In [1]:
import numpy as np
import torch
import torch.nn as nn
import torch.nn.functional as F
import math, copy, time
from torch.autograd import Variable
import matplotlib.pyplot as plt
import seaborn
seaborn.set_context(context="talk")
%matplotlib inline

Implementation of harvard in pytorch  
https://colab.research.google.com/drive/1-B8obSiAgAcq-VEJBVVzKIijySDRwm3k?usp=sharing#scrollTo=f15nl75sXT1M

In [2]:
class Embeddings(nn.Module):
    def __init__(self, d_model, vocab):
        super(Embeddings, self).__init__()
        self.lut = nn.Embedding(vocab, d_model)
        self.d_model = d_model

    def forward(self, x):
        return self.lut(x) * math.sqrt(self.d_model)

![Figure 2](../images/Multi-Head_Attention.png)

In [3]:
def scaled_dot_product_attention(query, key, value, mask=None):
    # query 크기 : (batch_size, num_heads, query의 문장 길이, d_model/num_heads)
    # key 크기 : (batch_size, num_heads, key의 문장 길이, d_model/num_heads)
    # value 크기 : (batch_size, num_heads, value의 문장 길이, d_model/num_heads)
    # mask : (batch_size, 1, 1, key의 문장 길이)

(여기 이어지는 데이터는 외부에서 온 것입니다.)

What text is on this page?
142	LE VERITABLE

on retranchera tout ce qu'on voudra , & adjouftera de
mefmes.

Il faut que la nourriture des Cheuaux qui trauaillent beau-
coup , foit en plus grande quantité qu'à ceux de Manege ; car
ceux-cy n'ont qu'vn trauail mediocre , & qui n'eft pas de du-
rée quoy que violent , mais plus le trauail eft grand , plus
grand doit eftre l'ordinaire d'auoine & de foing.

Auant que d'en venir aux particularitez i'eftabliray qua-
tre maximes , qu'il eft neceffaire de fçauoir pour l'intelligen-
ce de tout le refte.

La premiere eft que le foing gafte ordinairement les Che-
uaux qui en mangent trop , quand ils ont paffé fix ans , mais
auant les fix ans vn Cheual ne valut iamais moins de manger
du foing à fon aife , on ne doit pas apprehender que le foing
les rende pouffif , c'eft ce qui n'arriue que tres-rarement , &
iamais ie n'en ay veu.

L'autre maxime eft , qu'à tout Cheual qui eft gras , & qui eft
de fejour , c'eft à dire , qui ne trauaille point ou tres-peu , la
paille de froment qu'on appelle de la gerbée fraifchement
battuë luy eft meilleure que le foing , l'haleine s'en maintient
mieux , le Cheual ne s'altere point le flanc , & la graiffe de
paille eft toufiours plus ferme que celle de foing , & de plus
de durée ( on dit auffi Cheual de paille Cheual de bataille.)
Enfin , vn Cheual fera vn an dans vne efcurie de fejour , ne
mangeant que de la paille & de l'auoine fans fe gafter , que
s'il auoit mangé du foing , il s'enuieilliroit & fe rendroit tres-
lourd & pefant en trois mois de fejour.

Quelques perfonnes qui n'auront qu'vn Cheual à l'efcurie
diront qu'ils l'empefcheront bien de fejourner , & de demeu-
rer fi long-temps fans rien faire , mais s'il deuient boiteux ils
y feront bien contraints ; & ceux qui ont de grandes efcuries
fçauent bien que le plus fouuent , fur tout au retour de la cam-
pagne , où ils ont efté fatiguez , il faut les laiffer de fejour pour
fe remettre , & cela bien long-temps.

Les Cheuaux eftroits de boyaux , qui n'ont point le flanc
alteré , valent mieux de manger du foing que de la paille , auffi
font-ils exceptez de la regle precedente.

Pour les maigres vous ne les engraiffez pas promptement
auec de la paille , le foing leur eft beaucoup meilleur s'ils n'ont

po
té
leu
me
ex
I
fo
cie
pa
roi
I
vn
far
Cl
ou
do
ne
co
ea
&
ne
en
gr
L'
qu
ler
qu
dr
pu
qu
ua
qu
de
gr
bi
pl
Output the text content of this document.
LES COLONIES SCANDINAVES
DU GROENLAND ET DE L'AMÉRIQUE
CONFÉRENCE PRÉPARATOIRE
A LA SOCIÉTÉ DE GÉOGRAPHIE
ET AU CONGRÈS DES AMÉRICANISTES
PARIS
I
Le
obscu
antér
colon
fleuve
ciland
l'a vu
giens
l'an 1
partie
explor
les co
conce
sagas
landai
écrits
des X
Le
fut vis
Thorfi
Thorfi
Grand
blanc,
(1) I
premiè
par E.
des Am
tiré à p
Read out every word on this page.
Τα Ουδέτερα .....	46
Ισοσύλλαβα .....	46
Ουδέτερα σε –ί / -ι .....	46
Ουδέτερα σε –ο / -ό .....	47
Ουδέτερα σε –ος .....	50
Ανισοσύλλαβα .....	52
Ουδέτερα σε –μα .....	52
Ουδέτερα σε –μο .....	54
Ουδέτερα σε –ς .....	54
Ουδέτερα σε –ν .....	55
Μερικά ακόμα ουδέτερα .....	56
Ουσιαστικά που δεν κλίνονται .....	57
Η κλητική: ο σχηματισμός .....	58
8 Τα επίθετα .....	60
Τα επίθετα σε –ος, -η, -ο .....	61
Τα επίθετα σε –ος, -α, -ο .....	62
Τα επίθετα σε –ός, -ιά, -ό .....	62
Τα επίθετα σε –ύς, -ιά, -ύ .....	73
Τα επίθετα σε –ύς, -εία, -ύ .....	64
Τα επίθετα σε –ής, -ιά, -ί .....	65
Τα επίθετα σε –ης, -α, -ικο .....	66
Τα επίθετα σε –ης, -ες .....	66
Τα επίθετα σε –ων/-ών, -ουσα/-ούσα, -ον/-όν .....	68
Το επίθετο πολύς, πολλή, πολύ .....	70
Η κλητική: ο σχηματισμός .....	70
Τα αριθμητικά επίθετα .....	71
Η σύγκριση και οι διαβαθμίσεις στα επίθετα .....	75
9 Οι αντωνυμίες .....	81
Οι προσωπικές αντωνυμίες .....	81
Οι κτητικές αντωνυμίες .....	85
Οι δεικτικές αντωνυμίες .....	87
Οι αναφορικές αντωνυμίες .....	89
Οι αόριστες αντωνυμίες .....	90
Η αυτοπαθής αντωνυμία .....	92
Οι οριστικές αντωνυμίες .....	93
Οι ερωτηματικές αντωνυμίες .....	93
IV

    # Q와 K의 곱. 어텐션 스코어 행렬.
    matmul_qk = torch.matmul(query, key.transpose(-2, -1))  # (batch, heads, q_len, k_len)

    print("matmul_qk.shape : ", matmul_qk.shape)
    # 스케일링
    # dk의 루트값으로 나눠준다.
    depth = key.size()[-1]
    logits = matmul_qk / torch.sqrt(torch.tensor(depth, dtype=torch.float32, device=query.device))

    print("logits.shape : ", logits.shape)
    
    if mask is not None:
        print("logits.shape : ", logits.shape) 
        logits = logits.masked_fill(mask == 0, float('-1e9'))

    # 소프트맥스 함수는 마지막 차원인 key의 문장 길이 방향으로 수행된다.
    # attention weight : (batch_size, num_heads, query의 문장 길이, key의 문장 길이)
    attention_weights = F.softmax(logits, dim=-1)

    # output : (batch_size, num_heads, query의 문장 길이, d_model/num_heads)
    output = torch.matmul(attention_weights, value)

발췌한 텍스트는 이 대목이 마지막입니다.